Canon may not have been first out of the gate with a flash-based camcorder--or second, or third--but its debut model, the high-definition Vixia HF10, gets it right the first time. A sleek, black compact model with a well-rounded feature set, great video, and excellent performance, the HF10 definitely deserves a spot on your short list of potential home-movie camcorders.
The petite HF10 weighs 15.1 ounces with SD card and battery and measures 2.9 by 2.5 by 5.1 inches--small and light enough to fit into a large jacket pocket, which is about as good as it gets on the horizontal designs. That's a hair smaller than its main competitor, the Sony Handycam HDR-CX7 and significantly more compact than its cousins, the hard-disk-based Vixia HG10 or tape-based Vixia HV30. The plastic body feels quite solid, too.
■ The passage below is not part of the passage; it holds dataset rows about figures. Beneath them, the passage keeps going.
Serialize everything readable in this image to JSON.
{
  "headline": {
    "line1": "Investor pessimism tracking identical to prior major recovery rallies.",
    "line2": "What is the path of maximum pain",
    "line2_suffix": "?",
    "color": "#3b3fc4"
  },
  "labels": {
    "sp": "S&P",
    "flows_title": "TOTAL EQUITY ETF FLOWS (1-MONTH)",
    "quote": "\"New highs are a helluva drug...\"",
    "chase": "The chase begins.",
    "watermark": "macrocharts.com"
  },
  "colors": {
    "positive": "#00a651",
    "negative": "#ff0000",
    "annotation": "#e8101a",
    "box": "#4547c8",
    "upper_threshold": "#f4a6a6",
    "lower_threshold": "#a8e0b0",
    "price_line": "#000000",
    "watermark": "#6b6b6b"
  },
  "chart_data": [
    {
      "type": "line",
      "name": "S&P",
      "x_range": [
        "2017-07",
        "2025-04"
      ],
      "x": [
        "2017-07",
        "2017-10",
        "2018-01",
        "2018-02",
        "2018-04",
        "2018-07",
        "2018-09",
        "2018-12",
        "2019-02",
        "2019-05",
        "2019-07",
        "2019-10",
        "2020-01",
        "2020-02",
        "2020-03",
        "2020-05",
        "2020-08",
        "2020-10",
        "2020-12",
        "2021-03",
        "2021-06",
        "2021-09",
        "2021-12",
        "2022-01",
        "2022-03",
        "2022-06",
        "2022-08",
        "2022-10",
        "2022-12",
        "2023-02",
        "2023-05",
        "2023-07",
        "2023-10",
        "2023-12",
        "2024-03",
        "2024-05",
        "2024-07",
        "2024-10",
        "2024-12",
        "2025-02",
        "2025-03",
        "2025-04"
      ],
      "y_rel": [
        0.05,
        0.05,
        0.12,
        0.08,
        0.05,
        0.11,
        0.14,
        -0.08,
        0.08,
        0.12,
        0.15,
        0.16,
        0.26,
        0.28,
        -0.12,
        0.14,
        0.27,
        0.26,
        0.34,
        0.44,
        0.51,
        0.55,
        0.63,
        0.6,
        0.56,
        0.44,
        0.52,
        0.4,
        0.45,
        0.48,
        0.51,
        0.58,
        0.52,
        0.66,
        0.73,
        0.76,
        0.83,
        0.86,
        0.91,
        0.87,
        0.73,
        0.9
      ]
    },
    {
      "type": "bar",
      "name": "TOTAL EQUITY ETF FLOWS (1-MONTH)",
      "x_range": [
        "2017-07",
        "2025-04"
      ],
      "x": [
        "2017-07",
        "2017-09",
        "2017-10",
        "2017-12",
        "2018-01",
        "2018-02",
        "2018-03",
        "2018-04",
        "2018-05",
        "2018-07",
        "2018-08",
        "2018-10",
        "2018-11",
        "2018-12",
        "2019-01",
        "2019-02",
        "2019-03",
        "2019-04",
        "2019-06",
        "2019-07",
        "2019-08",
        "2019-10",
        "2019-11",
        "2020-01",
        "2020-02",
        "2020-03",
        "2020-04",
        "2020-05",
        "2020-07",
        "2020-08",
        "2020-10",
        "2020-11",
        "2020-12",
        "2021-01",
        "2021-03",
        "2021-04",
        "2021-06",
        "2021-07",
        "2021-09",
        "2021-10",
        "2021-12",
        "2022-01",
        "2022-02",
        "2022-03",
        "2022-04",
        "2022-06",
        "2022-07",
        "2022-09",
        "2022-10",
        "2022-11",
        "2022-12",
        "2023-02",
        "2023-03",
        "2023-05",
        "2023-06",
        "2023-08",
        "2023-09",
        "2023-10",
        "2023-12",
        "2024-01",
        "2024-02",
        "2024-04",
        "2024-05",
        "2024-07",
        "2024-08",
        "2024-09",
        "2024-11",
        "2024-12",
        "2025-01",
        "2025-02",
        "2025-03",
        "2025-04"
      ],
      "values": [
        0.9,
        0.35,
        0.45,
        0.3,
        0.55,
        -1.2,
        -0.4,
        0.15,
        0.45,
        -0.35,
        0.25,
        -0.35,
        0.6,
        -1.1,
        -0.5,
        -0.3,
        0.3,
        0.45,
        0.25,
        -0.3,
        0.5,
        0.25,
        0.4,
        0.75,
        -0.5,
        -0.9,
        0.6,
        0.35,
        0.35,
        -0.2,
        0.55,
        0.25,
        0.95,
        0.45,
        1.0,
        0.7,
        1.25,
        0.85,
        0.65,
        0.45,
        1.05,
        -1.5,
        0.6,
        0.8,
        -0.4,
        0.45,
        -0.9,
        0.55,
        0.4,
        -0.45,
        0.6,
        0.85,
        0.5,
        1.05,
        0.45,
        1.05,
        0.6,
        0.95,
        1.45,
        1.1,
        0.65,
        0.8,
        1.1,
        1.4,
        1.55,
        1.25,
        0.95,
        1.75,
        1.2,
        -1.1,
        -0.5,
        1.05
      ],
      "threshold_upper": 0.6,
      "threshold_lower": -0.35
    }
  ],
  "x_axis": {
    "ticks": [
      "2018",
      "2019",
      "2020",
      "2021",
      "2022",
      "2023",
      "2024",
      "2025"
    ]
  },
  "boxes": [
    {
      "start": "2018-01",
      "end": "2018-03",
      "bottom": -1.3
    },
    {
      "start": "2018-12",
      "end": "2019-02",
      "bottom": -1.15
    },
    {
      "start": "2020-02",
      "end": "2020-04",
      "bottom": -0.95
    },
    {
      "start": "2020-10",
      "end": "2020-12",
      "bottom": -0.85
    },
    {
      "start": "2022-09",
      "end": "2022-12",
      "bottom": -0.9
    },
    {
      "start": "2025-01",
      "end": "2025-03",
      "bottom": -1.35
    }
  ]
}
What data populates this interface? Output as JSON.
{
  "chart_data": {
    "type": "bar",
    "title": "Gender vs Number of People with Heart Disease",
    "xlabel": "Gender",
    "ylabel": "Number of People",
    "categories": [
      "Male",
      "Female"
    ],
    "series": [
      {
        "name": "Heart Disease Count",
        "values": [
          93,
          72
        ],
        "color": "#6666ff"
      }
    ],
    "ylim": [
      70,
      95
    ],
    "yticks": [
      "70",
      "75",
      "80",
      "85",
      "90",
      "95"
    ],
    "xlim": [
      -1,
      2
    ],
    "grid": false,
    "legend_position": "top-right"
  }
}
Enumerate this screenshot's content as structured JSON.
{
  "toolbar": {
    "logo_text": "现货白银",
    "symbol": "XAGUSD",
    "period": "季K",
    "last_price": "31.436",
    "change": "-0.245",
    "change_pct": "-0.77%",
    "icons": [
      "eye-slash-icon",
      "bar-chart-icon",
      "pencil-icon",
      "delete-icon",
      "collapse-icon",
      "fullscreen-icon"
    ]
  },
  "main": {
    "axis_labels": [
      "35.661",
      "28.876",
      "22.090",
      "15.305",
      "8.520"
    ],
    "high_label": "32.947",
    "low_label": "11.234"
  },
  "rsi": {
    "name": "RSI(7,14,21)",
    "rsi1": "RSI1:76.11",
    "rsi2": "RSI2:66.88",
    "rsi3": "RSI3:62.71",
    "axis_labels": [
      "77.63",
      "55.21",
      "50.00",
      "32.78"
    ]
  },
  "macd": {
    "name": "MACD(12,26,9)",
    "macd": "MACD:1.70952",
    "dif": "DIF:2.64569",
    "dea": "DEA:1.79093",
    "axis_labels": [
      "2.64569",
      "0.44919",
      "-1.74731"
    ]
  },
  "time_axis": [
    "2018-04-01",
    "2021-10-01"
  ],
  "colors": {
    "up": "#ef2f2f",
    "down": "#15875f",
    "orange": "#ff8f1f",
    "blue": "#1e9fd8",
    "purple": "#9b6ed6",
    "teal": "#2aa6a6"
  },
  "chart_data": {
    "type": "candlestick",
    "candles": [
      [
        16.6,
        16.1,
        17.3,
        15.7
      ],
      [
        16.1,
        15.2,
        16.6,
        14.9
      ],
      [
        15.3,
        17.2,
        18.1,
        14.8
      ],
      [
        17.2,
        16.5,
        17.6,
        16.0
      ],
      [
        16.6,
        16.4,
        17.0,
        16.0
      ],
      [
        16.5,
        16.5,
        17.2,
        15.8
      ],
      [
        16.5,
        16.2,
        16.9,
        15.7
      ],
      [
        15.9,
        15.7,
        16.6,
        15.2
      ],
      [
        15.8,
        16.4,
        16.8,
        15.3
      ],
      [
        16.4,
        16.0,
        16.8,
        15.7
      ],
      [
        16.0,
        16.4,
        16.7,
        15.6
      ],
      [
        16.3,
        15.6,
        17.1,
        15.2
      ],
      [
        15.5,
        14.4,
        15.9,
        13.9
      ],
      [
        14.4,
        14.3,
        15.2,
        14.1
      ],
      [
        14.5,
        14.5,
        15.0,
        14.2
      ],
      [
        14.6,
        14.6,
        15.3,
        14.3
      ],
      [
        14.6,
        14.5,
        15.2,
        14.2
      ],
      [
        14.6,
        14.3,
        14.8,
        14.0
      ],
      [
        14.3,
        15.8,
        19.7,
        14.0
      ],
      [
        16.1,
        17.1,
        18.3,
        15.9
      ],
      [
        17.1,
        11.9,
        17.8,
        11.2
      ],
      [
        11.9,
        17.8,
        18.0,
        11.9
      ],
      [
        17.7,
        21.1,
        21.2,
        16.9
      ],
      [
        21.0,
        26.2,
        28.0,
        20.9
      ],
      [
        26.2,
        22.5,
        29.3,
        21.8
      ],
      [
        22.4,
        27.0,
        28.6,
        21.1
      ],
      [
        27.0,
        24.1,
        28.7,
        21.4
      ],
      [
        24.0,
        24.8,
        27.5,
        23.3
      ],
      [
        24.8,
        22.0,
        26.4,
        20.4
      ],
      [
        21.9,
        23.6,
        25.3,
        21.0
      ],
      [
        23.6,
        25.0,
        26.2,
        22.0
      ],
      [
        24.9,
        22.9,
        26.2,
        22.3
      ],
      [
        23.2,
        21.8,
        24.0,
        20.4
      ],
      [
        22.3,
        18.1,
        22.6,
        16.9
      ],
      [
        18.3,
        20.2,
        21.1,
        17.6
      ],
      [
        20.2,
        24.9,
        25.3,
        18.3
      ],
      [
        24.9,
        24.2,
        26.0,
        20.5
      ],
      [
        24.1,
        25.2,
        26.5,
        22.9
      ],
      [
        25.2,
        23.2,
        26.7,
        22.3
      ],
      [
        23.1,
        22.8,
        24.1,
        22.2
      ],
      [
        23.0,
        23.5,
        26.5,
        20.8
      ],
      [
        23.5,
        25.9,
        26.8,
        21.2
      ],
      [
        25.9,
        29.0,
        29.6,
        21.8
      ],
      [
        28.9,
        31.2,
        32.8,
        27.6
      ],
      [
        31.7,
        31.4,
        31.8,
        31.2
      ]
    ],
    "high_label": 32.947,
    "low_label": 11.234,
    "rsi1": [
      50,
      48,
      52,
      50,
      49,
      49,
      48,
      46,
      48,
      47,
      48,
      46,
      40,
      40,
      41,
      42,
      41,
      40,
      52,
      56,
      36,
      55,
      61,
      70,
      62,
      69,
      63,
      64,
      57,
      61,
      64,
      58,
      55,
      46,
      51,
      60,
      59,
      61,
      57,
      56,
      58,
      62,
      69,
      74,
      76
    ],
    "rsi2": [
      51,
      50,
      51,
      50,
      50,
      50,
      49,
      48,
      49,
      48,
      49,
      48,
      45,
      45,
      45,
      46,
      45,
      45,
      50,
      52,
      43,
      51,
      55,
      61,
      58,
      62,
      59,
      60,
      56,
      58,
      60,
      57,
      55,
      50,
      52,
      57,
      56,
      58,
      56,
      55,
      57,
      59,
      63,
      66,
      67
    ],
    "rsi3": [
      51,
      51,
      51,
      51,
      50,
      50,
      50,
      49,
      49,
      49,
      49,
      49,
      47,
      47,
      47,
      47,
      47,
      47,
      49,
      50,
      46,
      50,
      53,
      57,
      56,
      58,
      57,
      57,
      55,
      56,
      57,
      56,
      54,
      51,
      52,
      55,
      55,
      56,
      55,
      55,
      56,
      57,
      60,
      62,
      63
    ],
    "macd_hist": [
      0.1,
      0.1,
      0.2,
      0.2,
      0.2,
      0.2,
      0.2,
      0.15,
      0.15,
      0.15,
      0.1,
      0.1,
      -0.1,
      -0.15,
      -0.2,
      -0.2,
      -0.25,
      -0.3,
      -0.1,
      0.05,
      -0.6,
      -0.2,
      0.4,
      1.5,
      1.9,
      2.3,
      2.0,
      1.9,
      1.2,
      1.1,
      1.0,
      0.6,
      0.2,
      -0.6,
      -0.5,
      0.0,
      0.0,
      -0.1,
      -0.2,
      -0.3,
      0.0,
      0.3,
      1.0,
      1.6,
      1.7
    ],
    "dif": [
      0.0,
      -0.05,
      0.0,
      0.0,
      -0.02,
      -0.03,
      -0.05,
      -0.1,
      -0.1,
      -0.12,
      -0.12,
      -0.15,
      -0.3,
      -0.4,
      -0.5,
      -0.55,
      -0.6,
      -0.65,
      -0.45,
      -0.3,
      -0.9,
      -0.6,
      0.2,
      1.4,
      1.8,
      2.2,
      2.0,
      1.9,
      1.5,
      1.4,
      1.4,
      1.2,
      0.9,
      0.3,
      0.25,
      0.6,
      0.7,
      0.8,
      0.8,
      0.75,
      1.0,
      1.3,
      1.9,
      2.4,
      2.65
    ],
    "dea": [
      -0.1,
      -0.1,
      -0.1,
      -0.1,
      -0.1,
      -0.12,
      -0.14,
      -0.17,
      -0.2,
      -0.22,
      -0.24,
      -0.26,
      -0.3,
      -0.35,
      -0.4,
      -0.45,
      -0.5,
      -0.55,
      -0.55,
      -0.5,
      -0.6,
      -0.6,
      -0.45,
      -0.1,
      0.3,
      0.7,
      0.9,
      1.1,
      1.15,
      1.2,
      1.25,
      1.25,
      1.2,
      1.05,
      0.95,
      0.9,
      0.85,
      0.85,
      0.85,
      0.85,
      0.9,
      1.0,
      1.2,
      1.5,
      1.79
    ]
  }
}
Fortunately, the HF10 doesn't seem to suffer from the usability issues that usually accompany shrinkage. The controls remain large and easy to operate, though Canon has relocated many of them. The Function button and joystick, which call up and navigate frequently needed shooting settings, now live on the LCD bezel. I'm not a big fan of designs that do this, mostly because I find it more difficult to simultaneously operate the controls and hold the camera steady when they're on the LCD than when they lie under my right thumb. In addition, manually focusing with the joystick on the camcorder's smallish 2.7-inch LCD can be a pain, regardless of the zoom-view focus assist. (For more on the design, click through to this slide show.)
The HF10 incorporates 16GB built-in flash memory and a slot for SDHC removable flash. (Its less-expensive little brother, the HF100, lacks only the built-in memory and comes in a more mundane silver.) It records AVCHD video at a maximum of 17 megabits per second (2 hours and 5 minutes of video), and can hold up to 6 hours and 5 minutes of video at the lowest bit rate of 5Mbps. That higher bit rate goes to support the full 1,920x1,080 capture, the norm for most of this year's new models, compared with 1,440x1,080 for older AVCHD camcorders that required only a 12Mbps maximum bit rate. You can record best-quality movies to the card as long as it's a Class 4 SDHC or better (Class 6 is currently fastest): the Class 4 16GB Kingston card I tested with worked fine.
Its optically stabilized f1.8-3.0 12X zoom lens has a longer reach than the typical 10x lens available in this class, but the rest of its features are pretty common in Canon's prosumer models. For video, these include aperture- and shutter-priority exposure modes, three fixed/one variable zoom speed options, a video light, Instant AF, and a wind-screen filter. You can also record in progressive 30 or 24 frames-per-second (fps) modes as well as 60i. For still photos, metering, flash, and burst and exposure bracketing options become available as well. The camcorder also supplies a complete set of ports and connectors: component or mini-HDMI out for direct-to-TV playback, mini headphone and mic jacks, and USB for downloading to computer. (You can find a complete list of the features in the product manual available via this PDF download.)
The new lens performs surprisingly well. Not only does the SuperRange optical image stabilization system work satisfactorily all the way out to the end, but the lens focuses quickly and holds the lock in both dim and bright conditions. Images look sharp, too. On the downside, high-contrast edges show more fringing than usual. The stereo microphone sits beneath the lens and generally delivers good audio quality. However, in recent models Canon changed the wind filter option from a forced-on to automatic, and ever since I've found it far less effective.
As is usual with compact designs, Canon provides a new 890mAh battery with the HF10, the BP-809, which is rated for about 55 minutes of typical recording time. The company offers an optional double-capacity battery, the BP-819. The larger battery likely ruins the svelte lines of the camcorder design, however.
Though the HF10 incorporates a smaller, 1/3.2-inch 3.3-megapixel CMOS sensor than the HV30 and the CX7, the video still looks quite good: properly exposed, nicely saturated, and sharp. As expected, in low light the video displays more noise and a somewhat compressed tonal range, but retains a significant amount of detail and fares above average compared with the rest of its class.
An excellent choice for flash-based HD recording, the HF10 gives the CX7 a close run for the money, and it is a clear champion if you don't like the Sony's touch-screen interface. But then the real question becomes which model is the better deal--the Vixia HF10 or the HF100. The cost difference between the two exactly reflects the current price of 16GB of flash memory, which makes it tempting to recommend buying the cheaper model and springing for an additional card when the prices inevitably fall (or paying the same for a larger card, when they inevitably ship) later in the year. On the other hand, the HF10's black body is so much more attractive than the HF100's silver. Decisions, decisions.